A report by the Toronto Sun estimated his fee at between $20,000 and
$30,000.
By comparison, Tour de France cyclist Lance Armstrong, golfer Arnold
Palmer and former President George Bush make about $100,000 per
engagement.
Woodward said the possibility of "the Mideast imploding," cannot be
dismissed, and that his darkest fear, shared by some in the intelligence
community, is that terrorists are waiting until "multiple, high-stakes
attacks" can be launched on U.S. cities and targets.

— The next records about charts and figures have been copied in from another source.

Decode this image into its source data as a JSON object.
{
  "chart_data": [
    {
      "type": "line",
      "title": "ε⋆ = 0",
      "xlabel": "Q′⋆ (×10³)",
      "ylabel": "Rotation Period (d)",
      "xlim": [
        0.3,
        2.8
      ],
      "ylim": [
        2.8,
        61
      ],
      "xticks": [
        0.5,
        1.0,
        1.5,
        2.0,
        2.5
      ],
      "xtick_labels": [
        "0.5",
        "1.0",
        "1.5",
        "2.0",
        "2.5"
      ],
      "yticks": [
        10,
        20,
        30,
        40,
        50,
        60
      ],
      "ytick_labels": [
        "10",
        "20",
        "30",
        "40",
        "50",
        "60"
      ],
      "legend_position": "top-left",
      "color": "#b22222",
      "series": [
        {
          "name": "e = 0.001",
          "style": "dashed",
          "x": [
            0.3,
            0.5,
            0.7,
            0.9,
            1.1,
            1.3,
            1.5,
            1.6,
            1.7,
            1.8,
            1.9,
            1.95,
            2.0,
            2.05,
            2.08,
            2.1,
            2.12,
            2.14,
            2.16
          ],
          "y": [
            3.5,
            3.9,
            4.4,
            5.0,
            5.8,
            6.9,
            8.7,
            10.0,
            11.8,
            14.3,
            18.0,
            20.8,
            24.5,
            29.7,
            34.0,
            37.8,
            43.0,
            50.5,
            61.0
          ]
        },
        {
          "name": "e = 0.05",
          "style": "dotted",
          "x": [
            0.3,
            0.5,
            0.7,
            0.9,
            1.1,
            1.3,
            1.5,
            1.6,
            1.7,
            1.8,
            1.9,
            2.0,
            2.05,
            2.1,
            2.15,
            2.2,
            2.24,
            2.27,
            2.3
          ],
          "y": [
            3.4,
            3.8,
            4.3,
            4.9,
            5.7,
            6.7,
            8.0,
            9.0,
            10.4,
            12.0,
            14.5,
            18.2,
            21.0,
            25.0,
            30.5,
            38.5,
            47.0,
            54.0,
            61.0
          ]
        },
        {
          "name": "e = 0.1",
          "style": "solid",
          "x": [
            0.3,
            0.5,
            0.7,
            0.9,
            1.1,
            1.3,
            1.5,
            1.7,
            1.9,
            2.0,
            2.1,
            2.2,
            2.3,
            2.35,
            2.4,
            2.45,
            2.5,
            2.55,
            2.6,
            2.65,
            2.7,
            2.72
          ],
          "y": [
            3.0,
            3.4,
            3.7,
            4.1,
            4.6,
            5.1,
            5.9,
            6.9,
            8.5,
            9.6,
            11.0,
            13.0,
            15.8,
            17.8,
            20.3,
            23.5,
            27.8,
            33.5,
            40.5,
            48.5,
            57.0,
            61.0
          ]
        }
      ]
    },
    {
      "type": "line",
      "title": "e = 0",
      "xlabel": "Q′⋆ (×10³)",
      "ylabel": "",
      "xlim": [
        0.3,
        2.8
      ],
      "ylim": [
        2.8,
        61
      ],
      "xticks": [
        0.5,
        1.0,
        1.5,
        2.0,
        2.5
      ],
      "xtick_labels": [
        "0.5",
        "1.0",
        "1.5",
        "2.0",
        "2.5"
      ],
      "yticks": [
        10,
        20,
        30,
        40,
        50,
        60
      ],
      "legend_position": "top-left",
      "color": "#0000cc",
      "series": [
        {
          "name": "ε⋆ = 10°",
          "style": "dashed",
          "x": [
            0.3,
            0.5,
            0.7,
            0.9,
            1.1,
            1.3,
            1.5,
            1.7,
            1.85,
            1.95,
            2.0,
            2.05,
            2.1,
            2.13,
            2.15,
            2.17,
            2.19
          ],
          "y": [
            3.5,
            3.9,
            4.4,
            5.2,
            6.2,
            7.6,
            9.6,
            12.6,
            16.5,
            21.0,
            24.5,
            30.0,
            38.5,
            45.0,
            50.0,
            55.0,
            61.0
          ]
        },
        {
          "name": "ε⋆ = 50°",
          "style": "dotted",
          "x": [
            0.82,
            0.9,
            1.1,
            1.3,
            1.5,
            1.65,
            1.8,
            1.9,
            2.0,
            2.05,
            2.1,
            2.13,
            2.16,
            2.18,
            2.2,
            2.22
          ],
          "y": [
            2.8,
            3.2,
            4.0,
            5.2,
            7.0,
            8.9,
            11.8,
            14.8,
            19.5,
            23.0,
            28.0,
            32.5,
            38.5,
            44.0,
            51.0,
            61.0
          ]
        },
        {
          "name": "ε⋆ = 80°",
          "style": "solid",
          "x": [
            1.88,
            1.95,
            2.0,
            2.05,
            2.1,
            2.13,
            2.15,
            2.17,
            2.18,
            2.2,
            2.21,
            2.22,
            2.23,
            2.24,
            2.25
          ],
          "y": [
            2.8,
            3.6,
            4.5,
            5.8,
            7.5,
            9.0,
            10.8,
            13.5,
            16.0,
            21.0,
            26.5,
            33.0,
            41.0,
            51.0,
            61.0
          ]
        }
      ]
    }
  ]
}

He said, "9-11 will be a footnote, but it could happen, and if it does,
we will become a police state."
Even as he scolded the media's tendency to prophesy the future, Woodward
offered his prediction for the 2008 presidential race.
By all indications, he said, Democrat Hillary Clinton is running.
He noted that Republicans have a long track record of nominating "old
war horses."
Given that, and depending on how things in Iraq proceed, "You're going
to think I'm crazy, but you heard it here first. I think they could
nominate Dick Cheney." ++
It is not enough to be compassionate; you must act.